July 2022 Newsletter
the power of PLACE
Stuck on marmots
In a classic film Bill Murray’s character repeatedly wakes on February 2, Groundhog Day, doomed to live the day over and over. Stuck in an endless loop, he initially wreaks havoc, with each dawn erasing his bad behavior. Ultimately he breaks the cycle that a Buddhist might call samsara by embracing his better self.
It is fitting that on the 15th anniversary of the movie Groundhog Day, Sony Pictures issued a release, in Blu-ray no less, that includes a short documentary on RMBL marmot research. Groundhogs are Marmota monax, which makes them the phylogenetic cousin of Marmota flaviventris, the yellow-bellied marmot, well-known denizen of Gothic, CO. Started by Dr. Ken Armitage (Univ. of Kansas) and currently continued by Dr. Dan Blumstein (UCLA), for over 60 years each spring the marmoteers start anew, trapping, dyeing, tagging, and measuring a fresh batch of marmots; collectively they are approaching 5000 marmots served.
Ian Billick | PhD
Executive Director, RMBL
The marmoteer's daughter
For Karole Armitage, spending her childhood at RMBL was like growing up in utopia. In this remote Rocky Mountain wilderness, she says that she and her brothers roamed wild and free. They held skunk cabbage wars. They tried riding and were thrown off a donkey. They watched their border collie herd porcupines. At the same time, they basked in a company of towering intellectual figures, world-famous scientists who conducted leading-edge research in their playground. Among them was her father, Dr. Kenneth B. Armitage. Inspired by his insatiable appetite for discovery, Karole grew up embracing curiosity and imagination.
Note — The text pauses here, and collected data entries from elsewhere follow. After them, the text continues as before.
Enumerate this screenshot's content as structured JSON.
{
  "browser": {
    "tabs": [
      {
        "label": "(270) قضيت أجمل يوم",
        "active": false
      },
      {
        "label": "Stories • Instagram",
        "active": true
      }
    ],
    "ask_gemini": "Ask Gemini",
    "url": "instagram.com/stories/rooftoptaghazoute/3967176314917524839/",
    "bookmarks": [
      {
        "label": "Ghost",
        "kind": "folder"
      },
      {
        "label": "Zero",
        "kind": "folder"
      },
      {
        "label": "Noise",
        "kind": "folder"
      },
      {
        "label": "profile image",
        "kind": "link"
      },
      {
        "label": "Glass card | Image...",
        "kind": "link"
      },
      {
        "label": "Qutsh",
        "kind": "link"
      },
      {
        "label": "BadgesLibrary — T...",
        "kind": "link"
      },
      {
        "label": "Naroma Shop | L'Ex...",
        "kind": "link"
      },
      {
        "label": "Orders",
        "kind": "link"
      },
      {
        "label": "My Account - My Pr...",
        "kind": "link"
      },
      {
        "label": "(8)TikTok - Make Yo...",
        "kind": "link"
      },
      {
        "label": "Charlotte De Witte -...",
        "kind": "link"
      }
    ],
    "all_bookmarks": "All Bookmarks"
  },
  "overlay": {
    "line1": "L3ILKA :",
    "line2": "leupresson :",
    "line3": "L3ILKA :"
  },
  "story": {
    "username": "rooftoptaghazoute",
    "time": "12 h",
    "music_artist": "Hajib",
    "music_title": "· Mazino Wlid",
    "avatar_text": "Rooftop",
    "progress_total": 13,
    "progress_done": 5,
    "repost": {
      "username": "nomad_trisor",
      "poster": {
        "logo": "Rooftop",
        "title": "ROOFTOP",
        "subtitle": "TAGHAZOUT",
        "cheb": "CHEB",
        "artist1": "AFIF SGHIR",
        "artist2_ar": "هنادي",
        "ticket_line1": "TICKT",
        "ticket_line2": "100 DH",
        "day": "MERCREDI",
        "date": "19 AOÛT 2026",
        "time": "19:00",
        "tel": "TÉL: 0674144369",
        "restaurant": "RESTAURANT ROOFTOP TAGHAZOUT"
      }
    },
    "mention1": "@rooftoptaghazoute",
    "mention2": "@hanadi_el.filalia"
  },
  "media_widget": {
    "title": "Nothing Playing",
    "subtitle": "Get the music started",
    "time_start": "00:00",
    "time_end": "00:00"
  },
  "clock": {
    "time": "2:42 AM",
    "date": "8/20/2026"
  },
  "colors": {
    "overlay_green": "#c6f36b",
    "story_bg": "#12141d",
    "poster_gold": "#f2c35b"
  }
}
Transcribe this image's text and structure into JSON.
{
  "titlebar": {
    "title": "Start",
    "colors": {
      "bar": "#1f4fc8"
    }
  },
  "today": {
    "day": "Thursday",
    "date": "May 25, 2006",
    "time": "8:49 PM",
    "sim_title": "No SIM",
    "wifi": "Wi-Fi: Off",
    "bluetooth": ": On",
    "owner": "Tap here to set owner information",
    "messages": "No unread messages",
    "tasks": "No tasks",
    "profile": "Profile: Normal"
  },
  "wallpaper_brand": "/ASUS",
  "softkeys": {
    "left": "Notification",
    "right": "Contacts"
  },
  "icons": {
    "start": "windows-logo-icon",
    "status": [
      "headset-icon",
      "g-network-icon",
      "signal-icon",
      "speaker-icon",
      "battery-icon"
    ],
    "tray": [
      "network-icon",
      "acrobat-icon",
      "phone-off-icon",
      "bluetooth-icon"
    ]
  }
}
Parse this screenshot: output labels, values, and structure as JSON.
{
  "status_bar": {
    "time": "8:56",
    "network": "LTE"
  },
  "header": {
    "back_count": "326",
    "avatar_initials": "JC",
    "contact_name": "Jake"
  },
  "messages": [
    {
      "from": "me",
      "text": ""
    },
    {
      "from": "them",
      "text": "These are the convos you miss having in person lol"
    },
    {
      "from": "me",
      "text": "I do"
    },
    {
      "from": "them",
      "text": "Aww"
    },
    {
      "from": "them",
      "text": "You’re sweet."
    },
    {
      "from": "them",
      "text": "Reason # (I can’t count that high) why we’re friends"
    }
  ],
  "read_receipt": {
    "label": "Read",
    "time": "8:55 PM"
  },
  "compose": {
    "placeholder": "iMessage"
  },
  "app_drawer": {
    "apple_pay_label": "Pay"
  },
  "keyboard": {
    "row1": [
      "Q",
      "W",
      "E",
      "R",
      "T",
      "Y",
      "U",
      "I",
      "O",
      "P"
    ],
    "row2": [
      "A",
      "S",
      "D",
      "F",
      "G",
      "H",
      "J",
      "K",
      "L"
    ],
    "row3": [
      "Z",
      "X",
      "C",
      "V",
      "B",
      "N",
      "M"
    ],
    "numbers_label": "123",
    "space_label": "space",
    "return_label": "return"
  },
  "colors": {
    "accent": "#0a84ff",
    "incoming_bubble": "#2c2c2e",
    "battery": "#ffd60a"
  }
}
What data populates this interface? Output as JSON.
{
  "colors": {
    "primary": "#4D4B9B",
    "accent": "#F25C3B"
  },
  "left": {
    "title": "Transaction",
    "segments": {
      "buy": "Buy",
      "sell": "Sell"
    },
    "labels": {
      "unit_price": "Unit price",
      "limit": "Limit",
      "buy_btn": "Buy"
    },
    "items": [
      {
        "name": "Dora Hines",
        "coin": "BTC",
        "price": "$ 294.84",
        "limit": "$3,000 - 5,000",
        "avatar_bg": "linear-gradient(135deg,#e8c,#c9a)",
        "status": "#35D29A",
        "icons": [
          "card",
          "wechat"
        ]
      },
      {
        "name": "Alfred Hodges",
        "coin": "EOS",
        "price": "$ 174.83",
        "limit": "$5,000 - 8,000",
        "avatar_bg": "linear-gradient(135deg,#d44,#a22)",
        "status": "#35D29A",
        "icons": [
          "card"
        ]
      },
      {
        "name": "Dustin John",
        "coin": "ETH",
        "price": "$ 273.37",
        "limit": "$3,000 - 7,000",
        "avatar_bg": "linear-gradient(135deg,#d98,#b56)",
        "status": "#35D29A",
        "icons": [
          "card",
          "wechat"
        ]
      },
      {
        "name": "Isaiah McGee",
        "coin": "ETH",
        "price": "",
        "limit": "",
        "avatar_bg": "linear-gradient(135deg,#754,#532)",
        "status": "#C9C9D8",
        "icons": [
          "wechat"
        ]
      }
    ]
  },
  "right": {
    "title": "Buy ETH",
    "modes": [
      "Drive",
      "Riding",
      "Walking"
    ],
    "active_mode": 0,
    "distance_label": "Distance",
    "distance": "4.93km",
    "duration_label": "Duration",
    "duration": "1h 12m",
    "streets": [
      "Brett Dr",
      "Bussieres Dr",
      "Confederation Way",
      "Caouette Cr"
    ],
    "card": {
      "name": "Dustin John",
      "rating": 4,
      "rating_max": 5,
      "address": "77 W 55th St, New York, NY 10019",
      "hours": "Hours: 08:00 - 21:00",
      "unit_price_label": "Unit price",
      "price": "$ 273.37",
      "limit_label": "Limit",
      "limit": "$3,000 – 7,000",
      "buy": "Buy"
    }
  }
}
Her father, who died in January at the age of 96, made RMBL the home of one of the longest running studies of a mammalian species when he spent more than 40 years observing the behavior of RMBL’s resident yellow-bellied marmots (Marmota flaviventer). The globally renowned behavioral and physiological ecologist not only authored 252 scientific publications, including a book on his life’s work called, “Marmot Biology: Sociality, Individual Fitness, and Population Dynamics,” but also delivered over 14 international lectures and advised marmot research programs the world over, including one that led to recovering Vancouver Island marmots from the brink of extinction. Dr. Armitage also held the distinction of having produced an IMBd short film, “The Study of Groundhogs: A Real Life Look at Marmots.”